A report released in February by WalletHub identified which states would be hurt most by a trade war with Mexico.
The trade plan outlined on the White House website centers on withdrawing from the Trans-Pacific Partnership and renegotiating NAFTA.
Bloomberg reported Friday that the peso rose 1.9% following comments by U.S. Commerce Secretary Wilbur Ross that the currency could recover “quite a lot” if the Mexican and U.S. governments can come to an agreement on trade.
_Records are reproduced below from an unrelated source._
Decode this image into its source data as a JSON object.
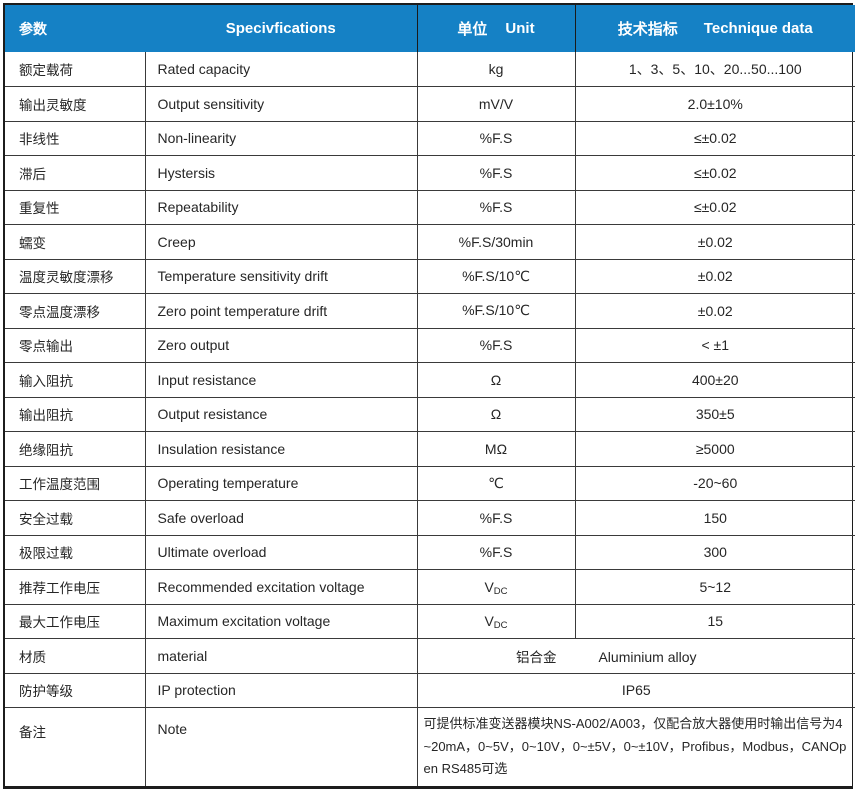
{
  "header": {
    "col1_cn": "参数",
    "col2_en": "Specivfications",
    "col3_cn": "单位",
    "col3_en": "Unit",
    "col4_cn": "技术指标",
    "col4_en": "Technique data"
  },
  "colors": {
    "header_bg": "#1581c5",
    "header_text": "#ffffff",
    "grid_line": "#3a3a3a",
    "outer_border": "#1c1c1c",
    "body_text": "#262626"
  },
  "rows": [
    {
      "cn": "额定载荷",
      "en": "Rated capacity",
      "unit": "kg",
      "value": "1、3、5、10、20...50...100"
    },
    {
      "cn": "输出灵敏度",
      "en": "Output sensitivity",
      "unit": "mV/V",
      "value": "2.0±10%"
    },
    {
      "cn": "非线性",
      "en": "Non-linearity",
      "unit": "%F.S",
      "value": "≤±0.02"
    },
    {
      "cn": "滞后",
      "en": "Hystersis",
      "unit": "%F.S",
      "value": "≤±0.02"
    },
    {
      "cn": "重复性",
      "en": "Repeatability",
      "unit": "%F.S",
      "value": "≤±0.02"
    },
    {
      "cn": "蠕变",
      "en": "Creep",
      "unit": "%F.S/30min",
      "value": "±0.02"
    },
    {
      "cn": "温度灵敏度漂移",
      "en": "Temperature sensitivity drift",
      "unit": "%F.S/10℃",
      "value": "±0.02"
    },
    {
      "cn": "零点温度漂移",
      "en": "Zero point temperature drift",
      "unit": "%F.S/10℃",
      "value": "±0.02"
    },
    {
      "cn": "零点输出",
      "en": "Zero output",
      "unit": "%F.S",
      "value": "< ±1"
    },
    {
      "cn": "输入阻抗",
      "en": "Input resistance",
      "unit": "Ω",
      "value": "400±20"
    },
    {
      "cn": "输出阻抗",
      "en": "Output resistance",
      "unit": "Ω",
      "value": "350±5"
    },
    {
      "cn": "绝缘阻抗",
      "en": "Insulation resistance",
      "unit": "MΩ",
      "value": "≥5000"
    },
    {
      "cn": "工作温度范围",
      "en": "Operating temperature",
      "unit": "℃",
      "value": "-20~60"
    },
    {
      "cn": "安全过载",
      "en": "Safe overload",
      "unit": "%F.S",
      "value": "150"
    },
    {
      "cn": "极限过载",
      "en": "Ultimate overload",
      "unit": "%F.S",
      "value": "300"
    },
    {
      "cn": "推荐工作电压",
      "en": "Recommended excitation voltage",
      "unit": "V",
      "unit_sub": "DC",
      "value": "5~12"
    },
    {
      "cn": "最大工作电压",
      "en": "Maximum excitation voltage",
      "unit": "V",
      "unit_sub": "DC",
      "value": "15"
    },
    {
      "cn": "材质",
      "en": "material",
      "merged": true,
      "value_cn": "铝合金",
      "value_en": "Aluminium alloy"
    },
    {
      "cn": "防护等级",
      "en": "IP protection",
      "merged": true,
      "value": "IP65"
    },
    {
      "cn": "备注",
      "en": "Note",
      "merged": true,
      "note": true,
      "value": "可提供标准变送器模块NS-A002/A003，仅配合放大器使用时输出信号为4~20mA，0~5V，0~10V，0~±5V，0~±10V，Profibus，Modbus，CANOpen  RS485可选"
    }
  ]
}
However, Mexican Economy Minister Ildefonso Guajardo told the news service in an interview on Monday that his country wouldn’t entertain suggestions to implement duties or quotas in imports from Mexico.
Guajardo said NAFTA “has been a very efficient tool to improve U.S. and Mexico relationships,” and noted the agriculture and manufacturing industries could be especially hurt by changes to NAFTA.
Antonio Saravia, assistant professor of economics and director of the BB&T Center for Undergraduate Research in Public Policy and Capitalism at Mercer University, said in the WalletHub report that pulling out of NAFTA would be “disastrous.”
“Mexico and Canada have always been among the top five major US trading partners. Mexico and Canada account for about 34% of U.S. exports and 26% of U.S. imports,” he explained in the report.”
Harlan Holt, visiting assistant professor of economics at Union College, believes such a move would be felt more by Mexico than the United States. “Because the U.S. is such a huge and well-diversified economy,” he said in the report, NAFTA’s “impact on U.S. GDP by most estimates has been rather small (but still positive). So the direct economic impact on the U.S. is likely negative (higher prices, lower GDP), but only modestly so.”
To judge the impact of trade restrictions on states, WalletHub used data from the U.S. Census Bureau, the U.S. Bureau of Economic Analysis, the Bureau of Labor Statistics and The Wilson Center, a nonpartisan think tank. Analysts graded states on their exports as a share of total state exports and GDP, imports as a share of total imports and GDP, and the share of jobs supported by trade with Mexico. Each of those metrics was weighted equally in the report.